The whole discussion following Copy Cat has really got me thinking about co-opting and culture and the sorted history of hipster fashion as a whole. The test of authenticity certainly plays a part, as we all are now quite aware, but too, the question of an item's trajectory through originality and replication. The supposed cache of hipster culture implies a cohesive, up-to-the-minute personality beneath a corresponding aesthetic. Traditionally this aesthetic plays tribute to a very specific taste and knowledge of music, politics, and sociality that is working class but referentially wealthy. Intellectual but popular. Apathetic and yet passionate. And while all this creates a singular subculture, the primary defining quality of the subculture is that it is constantly hypocritical in this ideal. It is nearly impossible for masses of people to uphold such a credo which condemns normality and relies on constantly defining the new trend while maintaining any sort of actual base in reality. This is further complicated since hipsters' heavy adoption of irony in its own performance of the average. Over and over, the culture's impossible standards of image and genuine lifestyle have made the reality of hipsterdom in fact the opposite of what it preaches. Which more often than not makes them the target of intense scrutiny, mockery and let's face it, jokes. This is the reason, precisely, that over and over again decided hipsters shirk the label, turn their backs on the identification, for its necessary reflection on their own participation in this farce and illegitimate snobbery.
What impact does this have when said subculture enters the marketplace as a workforce? That's when things get really interesting. Many people end up working for companies they criticized in college, corporations that stand for conformity. Even non profits that certainly would have been described as "problematic" in seminars. In real life, we can't all afford to uphold our core values on a simultaneously fashionable, economic and intellectual level. In some ways, this can be a good thing. Many people who reach a sort of snob apex in their late teens and early twenties, are capable of stepping down a level and speaking to the rest of us again. On the other hand, as the fashion component of hipsterdom is toned down, so are the values of hipsterdom. Which is (I believe anyway) why it is even possible to buy your subculture off the rack, prepackaged, predistressed. Because all cool kids grow up some day and sell the secrets to the man. And there's really no way this won't happen. It's built in. It all comes back to the dollar, who can spend it and who can make it on outfitting the youth of America. See: Coolhunting and The Conquest of Cool. These trends are so huge that there are entire books.

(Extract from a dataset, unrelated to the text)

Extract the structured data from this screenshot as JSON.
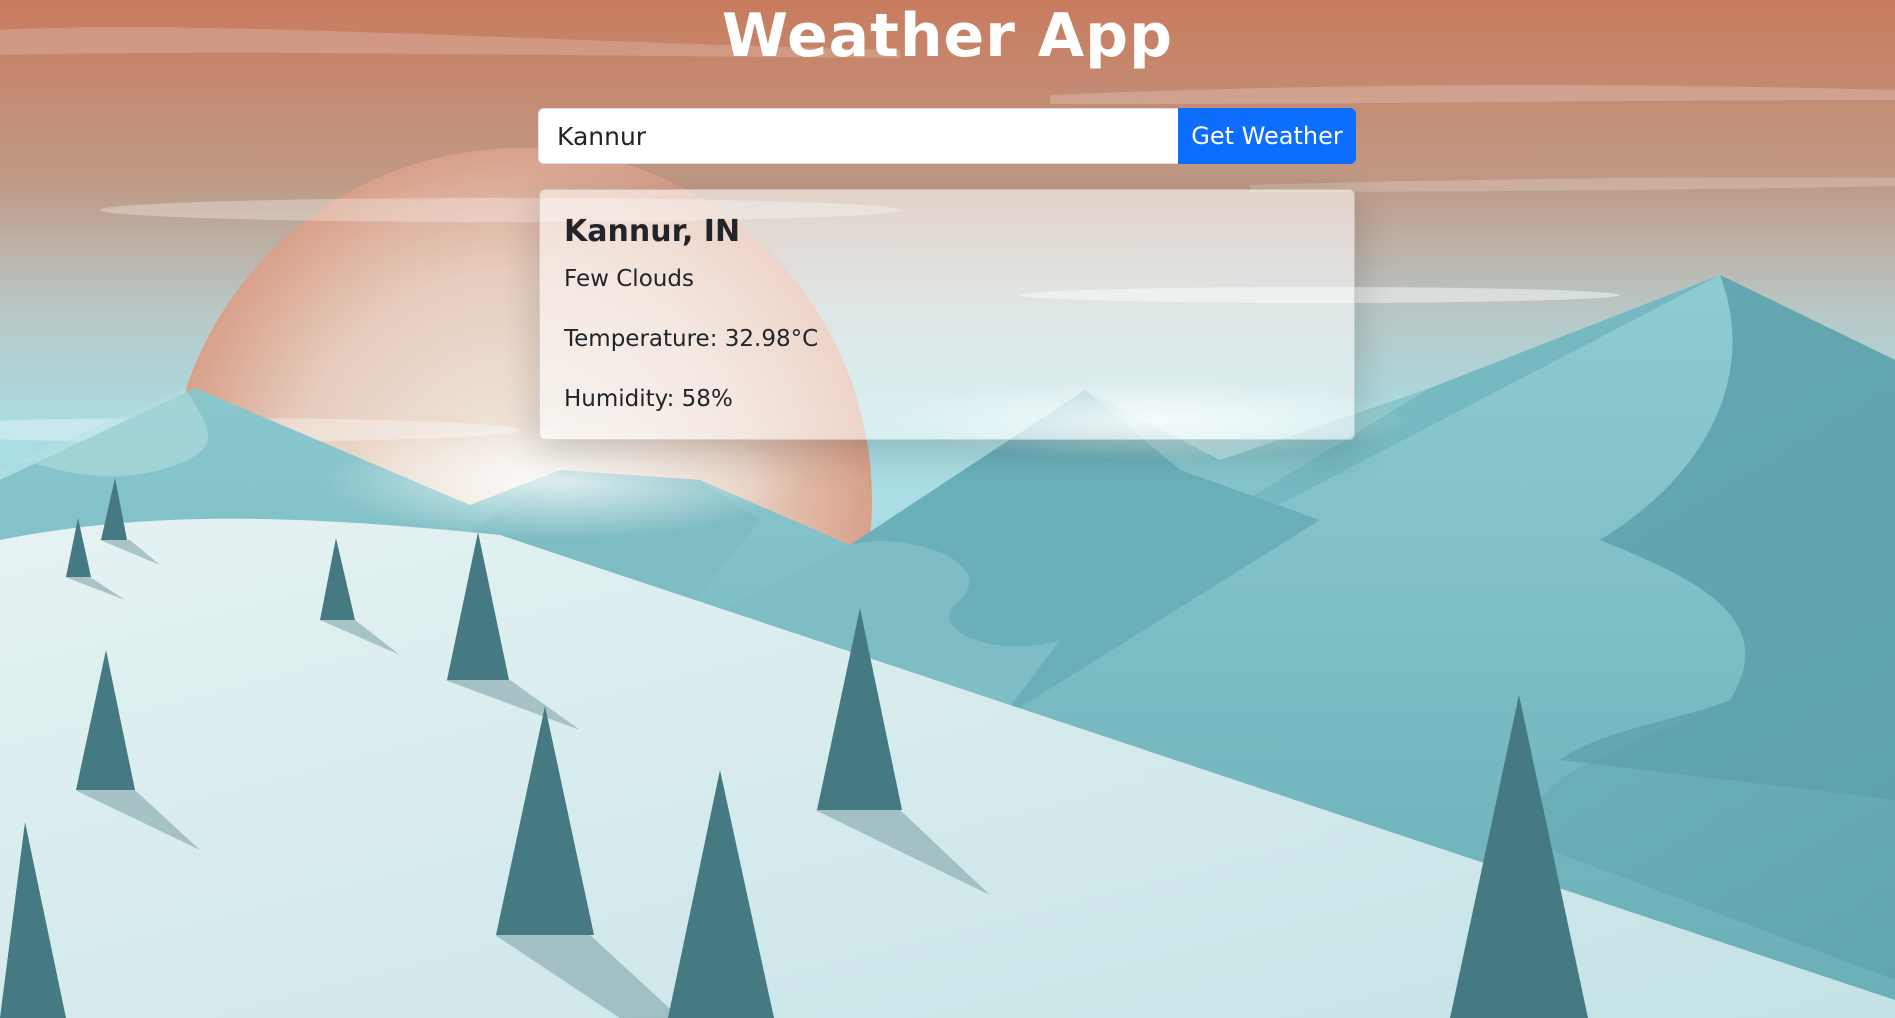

The cultural impact of something like a basement metal show is immediate, experiential. It's obvious the interest in packaging it, but also the impossibility.
So what happens to the values that supposedly underly all this trendsetting and rebellion and separation from mainstream America, when everything is swept up the mainstream? A fair question. To use our trusty example, does a messenger bag still stand for ride-in-anything, cars-R-coffins bike culture when its for sale at Urban Outfitters? Can these cultural badges withstand the coopting process and reach a wider audience? I'm not sure. It is a fine line for sure between actions and words, authentic and superficial, original and replicated. My intense interest in the whole issue lies far more in what it means to the people at the end of the day who use things like messenger bags and where their values fall in the wreckage of consumer culture. It is much less about the commodity than about the message. I imagine many will disagree.